Family and friends remembered Heather Heyer as someone who fought for justice, even at an early age. Her grandfather Elwood Shrader said "she could call out something that didn't seem right to her. She wanted to understand your viewpoint--she insisted on knowing your viewpoint."
It was a personal quality that eventually led her to protest a white nationalist rally in Charlottesville on Saturday. The 32-year-old paralegal died when a car rammed into a crowd of counter-protestors.
Heyer's boss, Larry Miller, said she consistently showed compassion to clients in their firm's bankruptcy practice. He remembered one time watching her hold hands with a University of Virginia professor and his wife, a medical professional, who were filing for bankruptcy and telling them "I could easily be you."
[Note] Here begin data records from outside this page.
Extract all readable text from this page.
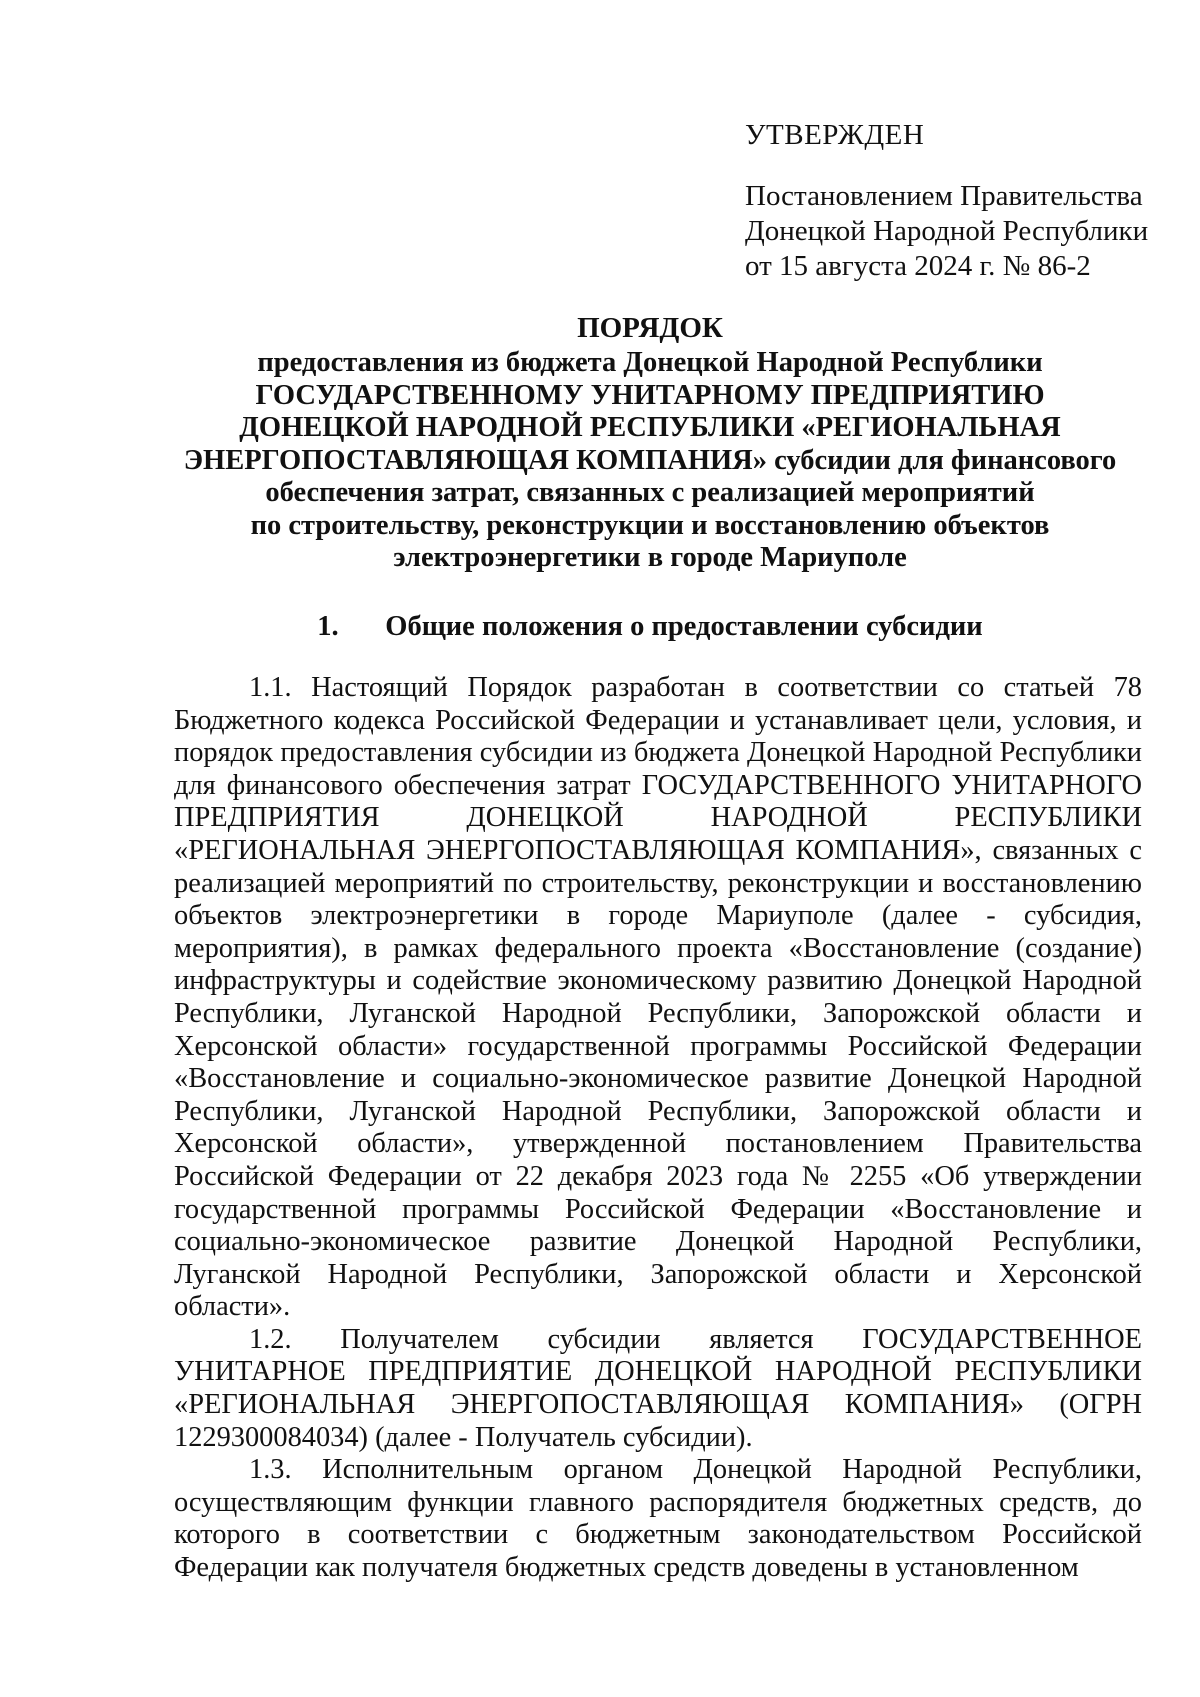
УТВЕРЖДЕН
Постановлением Правительства
Донецкой Народной Республики
от 15 августа 2024 г. № 86-2
ПОРЯДОК
предоставления из бюджета Донецкой Народной Республики
ГОСУДАРСТВЕННОМУ УНИТАРНОМУ ПРЕДПРИЯТИЮ
ДОНЕЦКОЙ НАРОДНОЙ РЕСПУБЛИКИ «РЕГИОНАЛЬНАЯ
ЭНЕРГОПОСТАВЛЯЮЩАЯ КОМПАНИЯ» субсидии для финансового
обеспечения затрат, связанных с реализацией мероприятий
по строительству, реконструкции и восстановлению объектов
электроэнергетики в городе Мариуполе
1. Общие положения о предоставлении субсидии

1.1. Настоящий Порядок разработан в соответствии со статьей 78 Бюджетного кодекса Российской Федерации и устанавливает цели, условия, и порядок предоставления субсидии из бюджета Донецкой Народной Республики для финансового обеспечения затрат ГОСУДАРСТВЕННОГО УНИТАРНОГО ПРЕДПРИЯТИЯ ДОНЕЦКОЙ НАРОДНОЙ РЕСПУБЛИКИ «РЕГИОНАЛЬНАЯ ЭНЕРГОПОСТАВЛЯЮЩАЯ КОМПАНИЯ», связанных с реализацией мероприятий по строительству, реконструкции и восстановлению объектов электроэнергетики в городе Мариуполе (далее - субсидия, мероприятия), в рамках федерального проекта «Восстановление (создание) инфраструктуры и содействие экономическому развитию Донецкой Народной Республики, Луганской Народной Республики, Запорожской области и Херсонской области» государственной программы Российской Федерации «Восстановление и социально-экономическое развитие Донецкой Народной Республики, Луганской Народной Республики, Запорожской области и Херсонской области», утвержденной постановлением Правительства Российской Федерации от 22 декабря 2023 года № 2255 «Об утверждении государственной программы Российской Федерации «Восстановление и социально-экономическое развитие Донецкой Народной Республики, Луганской Народной Республики, Запорожской области и Херсонской области».

1.2. Получателем субсидии является ГОСУДАРСТВЕННОЕ УНИТАРНОЕ ПРЕДПРИЯТИЕ ДОНЕЦКОЙ НАРОДНОЙ РЕСПУБЛИКИ «РЕГИОНАЛЬНАЯ ЭНЕРГОПОСТАВЛЯЮЩАЯ КОМПАНИЯ» (ОГРН 1229300084034) (далее - Получатель субсидии).

1.3. Исполнительным органом Донецкой Народной Республики, осуществляющим функции главного распорядителя бюджетных средств, до которого в соответствии с бюджетным законодательством Российской Федерации как получателя бюджетных средств доведены в установленном
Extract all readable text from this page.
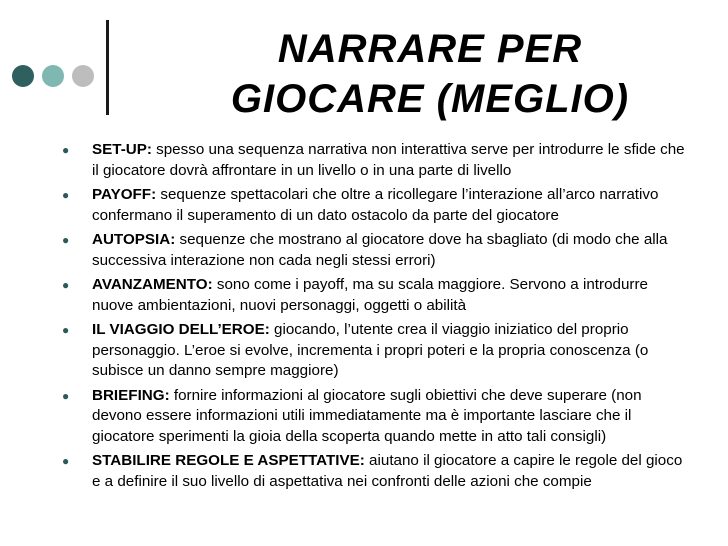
NARRARE PER
GIOCARE (MEGLIO)
●	SET-UP: spesso una sequenza narrativa non interattiva serve per introdurre le sfide che il giocatore dovrà affrontare in un livello o in una parte di livello
●	PAYOFF: sequenze spettacolari che oltre a ricollegare l’interazione all’arco narrativo confermano il superamento di un dato ostacolo da parte del giocatore
●	AUTOPSIA: sequenze che mostrano al giocatore dove ha sbagliato (di modo che alla successiva interazione non cada negli stessi errori)
●	AVANZAMENTO: sono come i payoff, ma su scala maggiore. Servono a introdurre nuove ambientazioni, nuovi personaggi, oggetti o abilità
●	IL VIAGGIO DELL’EROE: giocando, l’utente crea il viaggio iniziatico del proprio personaggio. L’eroe si evolve, incrementa i propri poteri e la propria conoscenza (o subisce un danno sempre maggiore)
●	BRIEFING: fornire informazioni al giocatore sugli obiettivi che deve superare (non devono essere informazioni utili immediatamente ma è importante lasciare che il giocatore sperimenti la gioia della scoperta quando mette in atto tali consigli)
●	STABILIRE REGOLE E ASPETTATIVE: aiutano il giocatore a capire le regole del gioco e a definire il suo livello di aspettativa nei confronti delle azioni che compie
The former waitress learned the legal practice from the ground up, said Miller. she worked late and on week-ends to master the bankruptcy code and take care of clients.
On Wednesday, Heyer's father told some 1,000 people gathered at her memorial service in Charlottesville that on the day of her death, his daughter "wanted to put down hate."
She has become an important national symbol in the struggle over race and reconciliation. President Trump tweeted about her for the first time on Wednesday calling her "beautiful and incredible."
Earlier, Heyer's father told a reporter in Florida that he had forgiven his daughter's killer, just as Jesus forgave his enemies on the cross.
Diana Ratcliff, one of Heyer's cousins, told mourners at the memorial that Heyer always saw the good in other people and "never had a problem saying what needed to be said--even when it was uncomfortable."
She described her as "my baby cousin--larger than life and too good for this world."